According to the documentation, CategoricalAccuracy and FBetaMultiLabelMeasure take the same inputs. (predictions: torch.Tensor
of shape [batch_size, ..., num_classes]
, gold_labels: torch.Tensor
of shape [batch_size, ...]
)
But for some reason the input that worked perfectly well for the accuracy results in a RuntimeError when given to the f1-multi-label metric.
I condensed the problem to the following code snippet:
>>> from allennlp.training.metrics import CategoricalAccuracy, FBetaMultiLabelMeasure
>>> import torch
>>> labels = torch.LongTensor([0, 0, 2, 1, 0])
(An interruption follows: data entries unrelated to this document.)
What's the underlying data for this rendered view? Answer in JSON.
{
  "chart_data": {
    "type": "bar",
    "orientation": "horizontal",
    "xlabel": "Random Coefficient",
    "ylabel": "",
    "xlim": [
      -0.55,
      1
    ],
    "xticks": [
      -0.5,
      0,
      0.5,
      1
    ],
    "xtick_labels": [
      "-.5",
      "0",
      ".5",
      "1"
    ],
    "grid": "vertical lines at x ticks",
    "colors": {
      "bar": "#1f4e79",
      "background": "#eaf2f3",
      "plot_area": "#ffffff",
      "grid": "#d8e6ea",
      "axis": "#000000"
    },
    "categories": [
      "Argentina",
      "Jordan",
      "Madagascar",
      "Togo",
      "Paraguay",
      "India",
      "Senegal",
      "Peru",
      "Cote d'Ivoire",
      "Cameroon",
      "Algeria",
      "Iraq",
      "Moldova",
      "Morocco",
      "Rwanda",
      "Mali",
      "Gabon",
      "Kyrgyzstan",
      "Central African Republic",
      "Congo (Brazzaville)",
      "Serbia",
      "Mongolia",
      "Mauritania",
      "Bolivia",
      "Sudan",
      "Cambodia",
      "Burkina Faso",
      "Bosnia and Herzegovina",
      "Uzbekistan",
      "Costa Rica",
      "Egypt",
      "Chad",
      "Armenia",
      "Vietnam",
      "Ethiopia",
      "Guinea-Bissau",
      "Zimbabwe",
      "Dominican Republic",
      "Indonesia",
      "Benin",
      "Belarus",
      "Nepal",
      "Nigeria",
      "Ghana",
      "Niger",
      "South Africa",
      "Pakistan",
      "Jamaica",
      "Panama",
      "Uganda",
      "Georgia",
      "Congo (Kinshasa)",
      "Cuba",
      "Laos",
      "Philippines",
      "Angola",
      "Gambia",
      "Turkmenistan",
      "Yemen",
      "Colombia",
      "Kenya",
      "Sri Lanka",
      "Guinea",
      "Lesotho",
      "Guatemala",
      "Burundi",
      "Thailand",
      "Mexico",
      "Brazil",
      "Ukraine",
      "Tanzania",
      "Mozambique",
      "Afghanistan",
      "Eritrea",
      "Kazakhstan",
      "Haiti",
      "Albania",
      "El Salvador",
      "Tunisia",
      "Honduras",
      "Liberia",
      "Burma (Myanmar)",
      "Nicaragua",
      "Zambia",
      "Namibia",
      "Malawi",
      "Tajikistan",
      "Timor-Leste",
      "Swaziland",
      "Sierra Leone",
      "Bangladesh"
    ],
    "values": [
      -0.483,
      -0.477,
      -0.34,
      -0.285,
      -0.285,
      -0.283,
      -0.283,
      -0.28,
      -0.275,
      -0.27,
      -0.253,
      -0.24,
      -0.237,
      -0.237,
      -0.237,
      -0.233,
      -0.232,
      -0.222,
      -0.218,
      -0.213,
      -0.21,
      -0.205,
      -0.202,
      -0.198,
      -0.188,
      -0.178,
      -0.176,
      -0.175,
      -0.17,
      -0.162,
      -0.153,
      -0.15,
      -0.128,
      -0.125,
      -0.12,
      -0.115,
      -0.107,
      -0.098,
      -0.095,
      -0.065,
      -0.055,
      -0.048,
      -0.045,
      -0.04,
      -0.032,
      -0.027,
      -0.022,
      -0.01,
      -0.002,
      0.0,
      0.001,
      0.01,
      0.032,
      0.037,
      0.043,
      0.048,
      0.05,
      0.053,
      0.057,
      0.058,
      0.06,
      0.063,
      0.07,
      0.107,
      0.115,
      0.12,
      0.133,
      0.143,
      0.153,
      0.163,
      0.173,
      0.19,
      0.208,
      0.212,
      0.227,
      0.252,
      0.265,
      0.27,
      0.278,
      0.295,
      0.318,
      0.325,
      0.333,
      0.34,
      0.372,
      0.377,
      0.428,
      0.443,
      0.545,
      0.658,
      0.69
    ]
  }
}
>>> logits = torch.FloatTensor([[ 0.0063, -0.0118, 0.1857], [ 0.0013, -0.0217, 0.0356], [-0.0028, -0.0512, 0.0253], [-0.0460, -0.0347, 0.0400], [-0.0418, 0.0254, 0.1001]])
>>> labels.shape
torch.Size([5])
>>> logits.shape
torch.Size([5, 3])
>>> ca = CategoricalAccuracy()
>>> f1 = FBetaMultiLabelMeasure()
>>> ca(logits, labels)
>>> f1(logits, labels)
Traceback (most recent call last):
File "<stdin>", line 1, in <module>
File ".../lib/python3.8/site-packages/allennlp/training/metrics/fbeta_multi_label_measure.py", line 130, in __call__
true_positives = (gold_labels * threshold_predictions).bool() & mask & pred_mask
RuntimeError: The size of tensor a (5) must match the size of tensor b (3) at non-singleton dimension 1
Why is this error happening? What am I missing here?
You want to use FBetaMeasure
, not FBetaMultiLabelMeasure
. "Multilabel" means you can specify more than one correct answer, but "Categorical Accuracy" only allows one correct answer. That means you have to specify another dimension in your labels.
I suspect the documentation of FBetaMultiLabelMeasure
is misleading. I'll look into fixing it.